= Biofloc Technology =

Aquaculture system using microbial biotechnology

Biofloc technology (BFT) is a system of aquaculture that uses "microbial biotechnology to increase the efficacy and utilization of fish feeds, where toxic materials such as nitrogen components are treated and converted to a useful product, like a protein for use as supplementary feeds to the fish and crustaceans."

In high nitrogen environments, the beneficial heterotrophic bacteria are typically limited by carbon levels. Therefore, adding a readily available source of carbon allows the bacteria to simultaneously take up a greater portion of nitrogen (contributing to better water quality) as well as generate biomass that then serves as food for the cultured animals.

The species of fish and crustaceans must be carefully chosen for the BFT system to realize its full potential.

== History ==
The first BFT was developed in the 1970s at Ifremer-COP (French Research Institute for Exploitation of the Sea, Oceanic Center of Pacific) with Penaeus monodon, Fenneropenaeus merguiensis, Litopenaeus vannamei, and L. stylirostris. Israel and USA (Waddell Mariculture Center) also started Research and Development with Tilapia and L. vannamei in the late 1980s and 1990s.

Commercial application started in 1988 at a farm in Tahiti (French Polynesia) using 1000m^{2} concrete tanks with limited water exchange, achieving a record of 20–25 tons/ha/year in 2 crops. A farm located in Belize, Central America also produced around 11-26 tons/ha/cycle using 1.6 ha poly-lined ponds. Another farm located in Maryland, USA also produced 45-ton shrimp per year using ~570 m^{3} indoor greenhouse BFT race-ways. BFT has been successfully practiced in large-scale shrimp and finfish farms in Asia, Latin, and Central America, the USA, South Korea, Brazil, Italy, China, India, and others. However, research on BFT by Universities and research centers is refining BFT for farm application in grow-out culture, feeding technology, reproduction, microbiology, biotechnology, and economics.

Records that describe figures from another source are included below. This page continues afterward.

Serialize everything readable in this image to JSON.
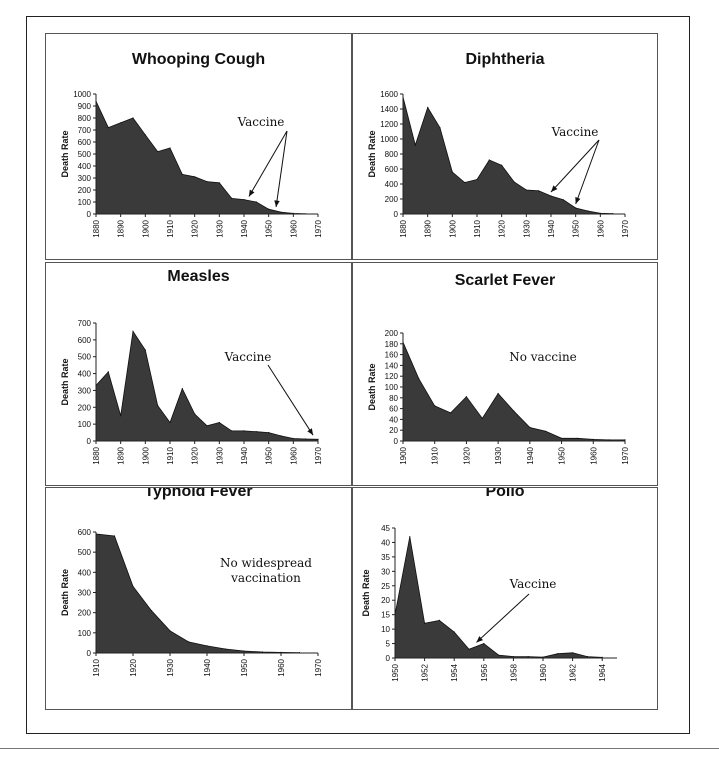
{
  "chart_data": [
    {
      "type": "area",
      "title": "Whooping Cough",
      "ylabel": "Death Rate",
      "ylim": [
        0,
        1000
      ],
      "yticks": [
        0,
        100,
        200,
        300,
        400,
        500,
        600,
        700,
        800,
        900,
        1000
      ],
      "xlim": [
        1880,
        1970
      ],
      "xticks": [
        1880,
        1890,
        1900,
        1910,
        1920,
        1930,
        1940,
        1950,
        1960,
        1970
      ],
      "x": [
        1880,
        1885,
        1890,
        1895,
        1900,
        1905,
        1910,
        1915,
        1920,
        1925,
        1930,
        1935,
        1940,
        1945,
        1950,
        1955,
        1960,
        1965
      ],
      "values": [
        940,
        720,
        760,
        800,
        660,
        520,
        550,
        330,
        310,
        270,
        260,
        130,
        120,
        100,
        40,
        15,
        5,
        2
      ],
      "annotations": [
        {
          "text": "Vaccine",
          "arrows_to_x": [
            1942,
            1953
          ]
        }
      ]
    },
    {
      "type": "area",
      "title": "Diphtheria",
      "ylabel": "Death Rate",
      "ylim": [
        0,
        1600
      ],
      "yticks": [
        0,
        200,
        400,
        600,
        800,
        1000,
        1200,
        1400,
        1600
      ],
      "xlim": [
        1880,
        1970
      ],
      "xticks": [
        1880,
        1890,
        1900,
        1910,
        1920,
        1930,
        1940,
        1950,
        1960,
        1970
      ],
      "x": [
        1880,
        1885,
        1890,
        1895,
        1900,
        1905,
        1910,
        1915,
        1920,
        1925,
        1930,
        1935,
        1940,
        1945,
        1950,
        1955,
        1960,
        1965
      ],
      "values": [
        1560,
        920,
        1420,
        1150,
        560,
        420,
        460,
        720,
        650,
        430,
        320,
        310,
        240,
        190,
        80,
        40,
        10,
        5
      ],
      "annotations": [
        {
          "text": "Vaccine",
          "arrows_to_x": [
            1940,
            1950
          ]
        }
      ]
    },
    {
      "type": "area",
      "title": "Measles",
      "ylabel": "Death Rate",
      "ylim": [
        0,
        700
      ],
      "yticks": [
        0,
        100,
        200,
        300,
        400,
        500,
        600,
        700
      ],
      "xlim": [
        1880,
        1970
      ],
      "xticks": [
        1880,
        1890,
        1900,
        1910,
        1920,
        1930,
        1940,
        1950,
        1960,
        1970
      ],
      "x": [
        1880,
        1885,
        1890,
        1895,
        1900,
        1905,
        1910,
        1915,
        1920,
        1925,
        1930,
        1935,
        1940,
        1945,
        1950,
        1955,
        1960,
        1965,
        1970
      ],
      "values": [
        330,
        410,
        150,
        650,
        540,
        210,
        110,
        310,
        160,
        90,
        110,
        60,
        60,
        55,
        50,
        30,
        15,
        12,
        10
      ],
      "annotations": [
        {
          "text": "Vaccine",
          "arrows_to_x": [
            1968
          ]
        }
      ]
    },
    {
      "type": "area",
      "title": "Scarlet Fever",
      "ylabel": "Death Rate",
      "ylim": [
        0,
        200
      ],
      "yticks": [
        0,
        20,
        40,
        60,
        80,
        100,
        120,
        140,
        160,
        180,
        200
      ],
      "xlim": [
        1900,
        1970
      ],
      "xticks": [
        1900,
        1910,
        1920,
        1930,
        1940,
        1950,
        1960,
        1970
      ],
      "x": [
        1900,
        1905,
        1910,
        1915,
        1920,
        1925,
        1930,
        1935,
        1940,
        1945,
        1950,
        1955,
        1960,
        1965,
        1970
      ],
      "values": [
        183,
        115,
        65,
        52,
        82,
        42,
        88,
        55,
        25,
        18,
        5,
        5,
        3,
        2,
        2
      ],
      "annotations": [
        {
          "text": "No vaccine",
          "arrows_to_x": []
        }
      ]
    },
    {
      "type": "area",
      "title": "Typhoid Fever",
      "ylabel": "Death Rate",
      "ylim": [
        0,
        600
      ],
      "yticks": [
        0,
        100,
        200,
        300,
        400,
        500,
        600
      ],
      "xlim": [
        1910,
        1970
      ],
      "xticks": [
        1910,
        1920,
        1930,
        1940,
        1950,
        1960,
        1970
      ],
      "x": [
        1910,
        1915,
        1920,
        1925,
        1930,
        1935,
        1940,
        1945,
        1950,
        1955,
        1960,
        1965
      ],
      "values": [
        590,
        580,
        330,
        210,
        110,
        55,
        35,
        20,
        10,
        5,
        3,
        2
      ],
      "annotations": [
        {
          "text": "No widespread",
          "arrows_to_x": []
        },
        {
          "text": "vaccination",
          "arrows_to_x": []
        }
      ]
    },
    {
      "type": "area",
      "title": "Polio",
      "ylabel": "Death Rate",
      "ylim": [
        0,
        45
      ],
      "yticks": [
        0,
        5,
        10,
        15,
        20,
        25,
        30,
        35,
        40,
        45
      ],
      "xlim": [
        1950,
        1965
      ],
      "xticks": [
        1950,
        1952,
        1954,
        1956,
        1958,
        1960,
        1962,
        1964
      ],
      "x": [
        1950,
        1951,
        1952,
        1953,
        1954,
        1955,
        1956,
        1957,
        1958,
        1959,
        1960,
        1961,
        1962,
        1963,
        1964
      ],
      "values": [
        15,
        42,
        12,
        13,
        9,
        3,
        5,
        1,
        0.5,
        0.5,
        0.3,
        1.5,
        1.8,
        0.5,
        0.2
      ],
      "annotations": [
        {
          "text": "Vaccine",
          "arrows_to_x": [
            1955.5
          ]
        }
      ]
    }
  ]
}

== The role of microorganisms ==
Microorganisms play a vital role in feeding and maintaining the overall health of cultured animals. The flocs of bacteria (biofloc) are a nutrient-rich source of proteins and lipids, providing food for the fish throughout the day. The water column shows a complex interaction between living microbes, planktons, organic matter, substrates, and grazers, such as rotifers, ciliates, protozoa and copepods which serves as a secondary source of food. The combination of these particulate matters keeps the recycling of nutrients and maintains the water quality.

The consumption of floc by cultured organisms has proven to increase the immunity and growth rate, decrease feed conversion ratio, and reduce the overall cost of production. The growth promotional factors have been attributed to both bacteria and plankton, where up to 30% of the total food is compensated in shrimp.

== Species compatibility ==
In BFT, there is a species compatibility norm for culturing. To improve growth performance, the candidate species must be resistant to high stocking density; Population density, adjust to fluctuations in dissolved oxygen (3–6 mg/L), settling solids (10–15 mL/L) and total ammonia compounds, and have omnivorous habits or the ability to consume microbial protein.